Autor: Clara Ferreira Alves

4 comentários:

EuMulher disse...

Em muita coisa concordo realmente com o que esta escrito. Mas, e é logico que assim seja, fiquei triste por ver o shiatsu mencionado ao lado de dietas, tansplantes capilares e afins.Coisas completamente distintas. O shiatsu pode ate ser uma terapia recente, mas esta baseada em certos pontos da medicina tradicional chinesa que tem milhares de anos.Pode ate haver uma obsessao pelo físico mas o shiatsu nao se preocupa so com a parte fisica e vê o ser humano como um todo. Não entendi se a pessoa é de origem brasileira.É que nesse caso eu entendo que certas terapias podem até nao ter a credibilidade que deveriam ter. Existem muitas mudanças na raça humana e penso que, um pouco devagar é certo, as pessoas começam a tomar consciência de muitas coisas o que é bom.

ATG disse...

???

EuMulher disse...

Qual a dúvida? Escrevi assim algo tão descabido?

Funafunanga disse...

Este texto da Vagina Capciosa da Pluma Caprichosa já é antigo. Em Setembro de 2004 escrevi no bloque que na altura tinha(www.pomboincontinente.blogspot.com) uma carta aberta à autora, que agora reproduzo na íntegra:

Caríssima Clara Ferreira Alves,

Sempre te achei uma intelectual petulante. No entanto, ontem li a tua crónica na revista do Expresso e quase me vieram as lágrimas aos olhos, quando lamentavas o suposto desaparecimento da figura do “estudante”, e nos criticavas a nós, seu fraco sucedâneo hodierno.

Creio que, em nome da minha geração, te devo um grande pedido de desculpas. Desculpa-me, Clara Ferreira Alves, por não trazer debaixo do braço, no metro, um exemplar de um romance do Dostoievski como backstage pass para as luzes da intelectualidade. Desculpa-me por abominar música barroca, por não fazer ideia dos títulos que ocupam os tops de não-ficção do New York Times e por não ler o New York Times, por não utilizar o termo “in illo tempore” nas minhas conversas habituais, por não ter uma coluna semanal na revista do Expresso (eu bem enviei o meu Curriculum, para te substituir, mas eles não quiseram), por não ser director da Casa Fernando Pessoa. Desculpa-me por não trabalhar nas obras durante o dia para sustentar os estudos em horário nocturno, por não ter participado na revolta de 62, no Maio de 68 e na revolução de 74 (teria tido todo o gosto, caso fosse nascido na altura).

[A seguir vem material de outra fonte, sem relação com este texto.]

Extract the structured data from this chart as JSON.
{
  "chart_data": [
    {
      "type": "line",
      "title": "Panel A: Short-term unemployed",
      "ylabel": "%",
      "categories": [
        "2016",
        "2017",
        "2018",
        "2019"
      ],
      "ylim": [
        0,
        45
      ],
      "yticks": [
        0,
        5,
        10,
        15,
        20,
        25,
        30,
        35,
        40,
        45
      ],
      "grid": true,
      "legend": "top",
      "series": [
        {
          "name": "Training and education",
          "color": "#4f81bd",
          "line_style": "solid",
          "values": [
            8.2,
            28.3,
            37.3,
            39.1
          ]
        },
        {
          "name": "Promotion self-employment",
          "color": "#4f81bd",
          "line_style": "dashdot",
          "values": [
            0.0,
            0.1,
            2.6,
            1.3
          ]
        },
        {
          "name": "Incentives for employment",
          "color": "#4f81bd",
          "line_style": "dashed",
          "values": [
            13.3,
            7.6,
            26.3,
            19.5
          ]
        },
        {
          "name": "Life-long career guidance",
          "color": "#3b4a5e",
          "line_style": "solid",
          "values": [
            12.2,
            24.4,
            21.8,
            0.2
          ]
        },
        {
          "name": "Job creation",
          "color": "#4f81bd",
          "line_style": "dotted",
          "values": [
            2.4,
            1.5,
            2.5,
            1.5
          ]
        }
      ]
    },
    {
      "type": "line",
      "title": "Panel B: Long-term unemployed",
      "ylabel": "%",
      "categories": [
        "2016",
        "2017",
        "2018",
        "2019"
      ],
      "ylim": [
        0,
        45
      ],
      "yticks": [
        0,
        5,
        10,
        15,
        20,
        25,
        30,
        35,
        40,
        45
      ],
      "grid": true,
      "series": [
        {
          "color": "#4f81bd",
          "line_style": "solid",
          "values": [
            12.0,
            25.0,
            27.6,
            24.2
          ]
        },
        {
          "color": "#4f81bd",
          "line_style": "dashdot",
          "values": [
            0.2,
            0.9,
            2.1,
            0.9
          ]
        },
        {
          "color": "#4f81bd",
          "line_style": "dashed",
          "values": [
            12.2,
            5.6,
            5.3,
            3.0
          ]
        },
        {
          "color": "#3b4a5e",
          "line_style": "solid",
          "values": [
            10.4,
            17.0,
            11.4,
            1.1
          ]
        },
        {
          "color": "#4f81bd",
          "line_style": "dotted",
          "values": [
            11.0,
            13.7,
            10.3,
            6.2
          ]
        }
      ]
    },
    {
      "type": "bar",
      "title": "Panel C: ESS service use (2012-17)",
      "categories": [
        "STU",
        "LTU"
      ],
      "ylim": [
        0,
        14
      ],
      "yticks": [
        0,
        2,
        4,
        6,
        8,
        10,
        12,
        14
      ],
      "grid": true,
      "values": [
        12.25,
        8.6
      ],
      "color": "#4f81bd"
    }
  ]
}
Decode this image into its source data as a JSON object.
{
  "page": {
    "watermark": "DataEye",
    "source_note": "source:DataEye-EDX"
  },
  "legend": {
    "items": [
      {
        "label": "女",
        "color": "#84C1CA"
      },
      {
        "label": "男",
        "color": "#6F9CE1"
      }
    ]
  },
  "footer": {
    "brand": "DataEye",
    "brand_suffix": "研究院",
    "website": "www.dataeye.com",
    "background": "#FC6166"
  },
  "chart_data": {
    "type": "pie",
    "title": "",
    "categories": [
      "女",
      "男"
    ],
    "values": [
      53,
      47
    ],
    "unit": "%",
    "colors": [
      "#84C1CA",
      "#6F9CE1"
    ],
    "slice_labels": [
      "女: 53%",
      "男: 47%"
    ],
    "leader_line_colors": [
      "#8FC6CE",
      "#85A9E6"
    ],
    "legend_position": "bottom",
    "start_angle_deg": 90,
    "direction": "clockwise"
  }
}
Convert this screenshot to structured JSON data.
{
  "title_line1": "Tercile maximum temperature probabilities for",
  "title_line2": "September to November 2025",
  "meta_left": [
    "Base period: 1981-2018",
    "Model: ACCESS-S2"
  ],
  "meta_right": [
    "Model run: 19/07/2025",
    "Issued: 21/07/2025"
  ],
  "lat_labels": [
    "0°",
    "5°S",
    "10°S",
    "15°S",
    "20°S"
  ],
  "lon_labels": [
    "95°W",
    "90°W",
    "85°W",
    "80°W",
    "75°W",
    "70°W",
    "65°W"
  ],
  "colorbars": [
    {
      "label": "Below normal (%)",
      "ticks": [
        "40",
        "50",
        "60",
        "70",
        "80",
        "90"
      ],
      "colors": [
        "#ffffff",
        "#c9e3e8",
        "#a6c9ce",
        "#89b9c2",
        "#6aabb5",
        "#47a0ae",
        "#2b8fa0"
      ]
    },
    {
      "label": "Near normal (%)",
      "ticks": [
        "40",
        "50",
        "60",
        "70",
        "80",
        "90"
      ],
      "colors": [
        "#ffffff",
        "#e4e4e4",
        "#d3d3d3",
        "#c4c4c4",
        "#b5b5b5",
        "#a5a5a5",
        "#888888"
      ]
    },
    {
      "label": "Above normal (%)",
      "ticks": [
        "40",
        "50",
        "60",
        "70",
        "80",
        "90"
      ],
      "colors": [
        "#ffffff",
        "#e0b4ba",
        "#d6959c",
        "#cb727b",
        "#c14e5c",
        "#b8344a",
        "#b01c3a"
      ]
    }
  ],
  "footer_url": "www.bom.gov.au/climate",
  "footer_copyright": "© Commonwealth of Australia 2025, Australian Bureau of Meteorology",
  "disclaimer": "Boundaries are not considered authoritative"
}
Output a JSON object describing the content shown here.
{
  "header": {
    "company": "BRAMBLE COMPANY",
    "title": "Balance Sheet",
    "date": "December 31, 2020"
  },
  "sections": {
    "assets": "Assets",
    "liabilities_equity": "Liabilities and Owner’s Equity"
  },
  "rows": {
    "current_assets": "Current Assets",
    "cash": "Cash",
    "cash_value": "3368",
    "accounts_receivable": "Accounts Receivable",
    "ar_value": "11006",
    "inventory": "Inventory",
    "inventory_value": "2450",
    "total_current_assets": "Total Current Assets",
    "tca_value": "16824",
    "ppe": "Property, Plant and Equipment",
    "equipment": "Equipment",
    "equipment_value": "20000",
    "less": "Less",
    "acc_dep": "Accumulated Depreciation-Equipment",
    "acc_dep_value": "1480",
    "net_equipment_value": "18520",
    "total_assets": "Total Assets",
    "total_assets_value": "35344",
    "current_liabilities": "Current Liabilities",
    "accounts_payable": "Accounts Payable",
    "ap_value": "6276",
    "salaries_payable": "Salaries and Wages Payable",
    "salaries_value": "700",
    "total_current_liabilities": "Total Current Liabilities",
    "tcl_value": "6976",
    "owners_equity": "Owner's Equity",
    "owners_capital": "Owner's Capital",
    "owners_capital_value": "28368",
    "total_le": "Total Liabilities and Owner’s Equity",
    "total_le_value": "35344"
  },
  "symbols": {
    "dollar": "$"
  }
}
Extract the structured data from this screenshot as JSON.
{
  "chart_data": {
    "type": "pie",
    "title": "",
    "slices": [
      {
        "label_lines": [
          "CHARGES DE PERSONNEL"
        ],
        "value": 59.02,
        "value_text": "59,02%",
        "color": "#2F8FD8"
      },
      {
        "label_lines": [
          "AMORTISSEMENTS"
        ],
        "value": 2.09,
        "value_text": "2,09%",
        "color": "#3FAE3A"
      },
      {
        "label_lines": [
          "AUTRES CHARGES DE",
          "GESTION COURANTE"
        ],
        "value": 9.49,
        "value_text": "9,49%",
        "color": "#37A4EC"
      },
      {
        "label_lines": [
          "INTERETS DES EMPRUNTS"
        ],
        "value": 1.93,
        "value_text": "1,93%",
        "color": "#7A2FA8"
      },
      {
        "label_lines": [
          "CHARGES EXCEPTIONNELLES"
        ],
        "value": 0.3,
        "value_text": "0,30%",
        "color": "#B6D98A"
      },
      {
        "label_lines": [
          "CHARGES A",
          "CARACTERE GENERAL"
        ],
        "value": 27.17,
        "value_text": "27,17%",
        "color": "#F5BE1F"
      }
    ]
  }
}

Por tudo isso e muito mais, curvo-me perante ti, ó Pallas Atena da intelectualidade lusa, e rogo o teu perdão pela parte que me cabe desse teu tão grande desgosto com as novas gerações.
Contudo, se tanto te repugna que o auto-aperfeiçoamento moderno signifique apenas “a cirurgia estética do corpo e da cabeça, ou o retoque cosmético da notoriedade”, como dizes, porque não começar por dar o exemplo aos jovens, enxaguando hoje mesmo dessa cabecinha (bem-pensante, seguramente) essa cor loira artificial da moda?